WHIRLS : une nouvelle campagne en mer pour mesurer les petits tourbillons océaniques et leur impact sur le climat et la vie marine
- 20 juin
- 3 min de lecture
Dernière mise à jour : 25 juin

Du 20 juin au 29 juillet 2026, une nouvelle campagne océanographique est en route dans le cadre du projet européen ERC Synergy WHIRLS. Deux navires de recherche et une vaste flotte de plateformes autonomes sont déployés au large de l’Afrique du Sud, dans la région du courant des Aiguilles, l’une des plus énergétiques de l’océan mondial. L'objectif est d'observer simultanément et à très haute résolution l’océan et l’atmosphère, en couvrant d’un même mouvement leurs caractéristiques physiques et chimiques ainsi que l’ensemble du vivant.
Pendant des décennies, on a supposé que les mouvements inférieurs à l'échelle mésoscopique se transformaient en turbulence, drainant l'énergie de la circulation océanique moyenne. Des observations localisées et de nouvelles études de modélisation numérique montrent désormais que l'énergie peut également se transférer à des échelles plus grandes – la cascade d'énergie inverse – renforçant la circulation et augmentant les flux verticaux, tout en induisant un mélange.
Le projet WHIRLS vise à améliorer la compréhension des processus à fine échelle, leurs impacts sur les échanges air-mer, la biogéochimie marine et la biodiversité et leur représentation dans les futurs modèles du système terrestre, afin d'affiner les prévisions et les projections climatiques.

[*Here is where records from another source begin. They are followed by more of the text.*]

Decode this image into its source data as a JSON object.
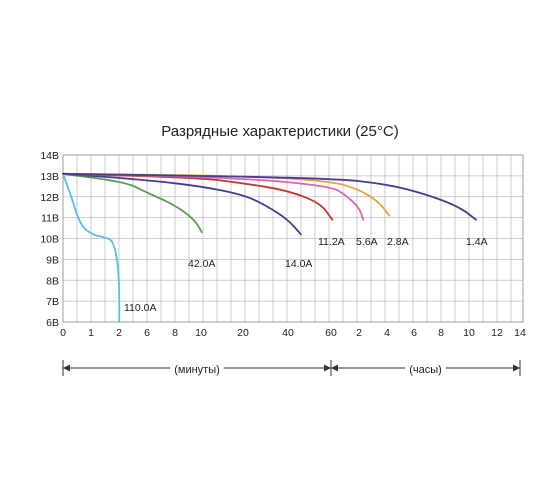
{
  "chart_data": {
    "type": "line",
    "title": "Разрядные характеристики (25°C)",
    "y_tick_labels": [
      "14В",
      "13В",
      "12В",
      "11В",
      "10В",
      "9В",
      "8В",
      "7В",
      "6В"
    ],
    "y_ticks": [
      14,
      13,
      12,
      11,
      10,
      9,
      8,
      7,
      6
    ],
    "ylim": [
      6,
      14
    ],
    "x_tick_labels": [
      "0",
      "1",
      "2",
      "6",
      "8",
      "10",
      "20",
      "40",
      "60",
      "2",
      "4",
      "6",
      "8",
      "10",
      "12",
      "14"
    ],
    "x_segments": [
      {
        "label": "(минуты)",
        "from_tick": 0,
        "to_tick": 8
      },
      {
        "label": "(часы)",
        "from_tick": 8,
        "to_tick": 15
      }
    ],
    "grid": true,
    "legend": "labels at curve ends",
    "series": [
      {
        "name": "110.0A",
        "color": "#5bbde4",
        "points": [
          [
            0,
            13.1
          ],
          [
            0.3,
            12.0
          ],
          [
            0.6,
            10.7
          ],
          [
            1.0,
            10.2
          ],
          [
            1.5,
            10.05
          ],
          [
            1.8,
            9.9
          ],
          [
            2.0,
            8.5
          ],
          [
            2.05,
            6.0
          ]
        ]
      },
      {
        "name": "42.0A",
        "color": "#5a9e4f",
        "points": [
          [
            0,
            13.1
          ],
          [
            3.0,
            12.7
          ],
          [
            6.0,
            12.2
          ],
          [
            8.0,
            11.6
          ],
          [
            9.5,
            10.9
          ],
          [
            10.2,
            10.3
          ]
        ]
      },
      {
        "name": "14.0A",
        "color": "#4a3d8f",
        "points": [
          [
            0,
            13.1
          ],
          [
            6.0,
            12.8
          ],
          [
            10.0,
            12.5
          ],
          [
            20.0,
            12.1
          ],
          [
            30.0,
            11.6
          ],
          [
            40.0,
            10.9
          ],
          [
            46.0,
            10.2
          ]
        ]
      },
      {
        "name": "11.2A",
        "color": "#c0392b",
        "points": [
          [
            0,
            13.1
          ],
          [
            10.0,
            12.9
          ],
          [
            20.0,
            12.65
          ],
          [
            40.0,
            12.3
          ],
          [
            55.0,
            11.7
          ],
          [
            63.0,
            10.9
          ]
        ]
      },
      {
        "name": "5.6A",
        "color": "#d966b8",
        "points": [
          [
            0,
            13.1
          ],
          [
            20.0,
            12.9
          ],
          [
            60.0,
            12.5
          ],
          [
            90.0,
            12.1
          ],
          [
            120.0,
            11.5
          ],
          [
            138.0,
            10.9
          ]
        ]
      },
      {
        "name": "2.8A",
        "color": "#e8a33c",
        "points": [
          [
            0,
            13.1
          ],
          [
            20.0,
            13.0
          ],
          [
            60.0,
            12.75
          ],
          [
            120.0,
            12.35
          ],
          [
            200.0,
            11.8
          ],
          [
            250.0,
            11.1
          ]
        ]
      },
      {
        "name": "1.4A",
        "color": "#4a3d8f",
        "points": [
          [
            0,
            13.1
          ],
          [
            60.0,
            12.9
          ],
          [
            240.0,
            12.6
          ],
          [
            420.0,
            12.1
          ],
          [
            560.0,
            11.5
          ],
          [
            630.0,
            10.9
          ]
        ]
      }
    ],
    "x_note": "x values in minutes; the axis shows minutes 0–60 then hours 2–14"
  }
}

Le projet WHIRLS et la nouvelle camapgne en mer qui démarre se concentre sur la région la plus dynamique de l'océan mondial : le système du courant des Aiguilles. Ce système, qui entoure l'Afrique du Sud, est unique non seulement par sa circulation vigoureuse, l'intense échange de chaleur et de carbone entre l'air et la mer, ainsi que par la productivité et la diversité particulièrement élevées de son écosystème marin, mais aussi parce qu'il joue un rôle clé dans la circulation méridienne de retournement mondiale. En effet, il fournit des eaux chaudes et salées de l'océan Indien qui, en traversant le bassin du Cap (au sud-ouest de l'Afrique), rejoignent la circulation méridienne de retournement atlantique (AMOC), exerçant ainsi une influence majeure sur le changement climatique régional et mondial.
Il est essentiel de résoudre les processus à petite échelle dans les modèles climatiques, améliorant ainsi leur précision afin de mieux prévoir les changements climatiques et de développer des solutions d'atténuation et d'adaptation appropriées.
Sabrina Speich , professeure et chef de projet à l'ENS-PSL/LMD-IPSL Paris.
Les scientifiques abordent cette question de manière holistique, grâce à une approche originale et interdisciplinaire, en étudiant le continuum d'échelles, du submésoéchelle (1 à 10 km) au mésoéchelle (10 à 100 km), de la dynamique océanique et des interactions air-mer, ainsi que leurs implications pour la biogéochimie marine, notamment le puits de carbone océanique, et la biodiversité.
WHIRLS permettra d'acquérir de nouvelles connaissances, d'améliorer la modélisation de ces phénomènes et, par conséquent, d'accroître leurs capacités de prédiction.
Observer et modéliser la structure physique et biogéochimique, l'évolution et la phénoménologie de l'océan à fine échelle dans les 1000 premiers mètres de la colonne d'eau.
Déterminer dans quelle mesure la dynamique océanique à fine échelle interagit avec l'atmosphère pour entraîner des échanges air-mer de variables climatiques pertinentes, et comment elle façonne la productivité océanique et les écosystèmes marins.
Quantifier le rôle de la dynamique à fine échelle dans la circulation océanique à grande échelle et les cycles essentiels au climat de la chaleur, de l'eau et du carbone.
Améliorer les futurs modèles du système terrestre en résolvant ou en paramétrant la dynamique submésoéchelle.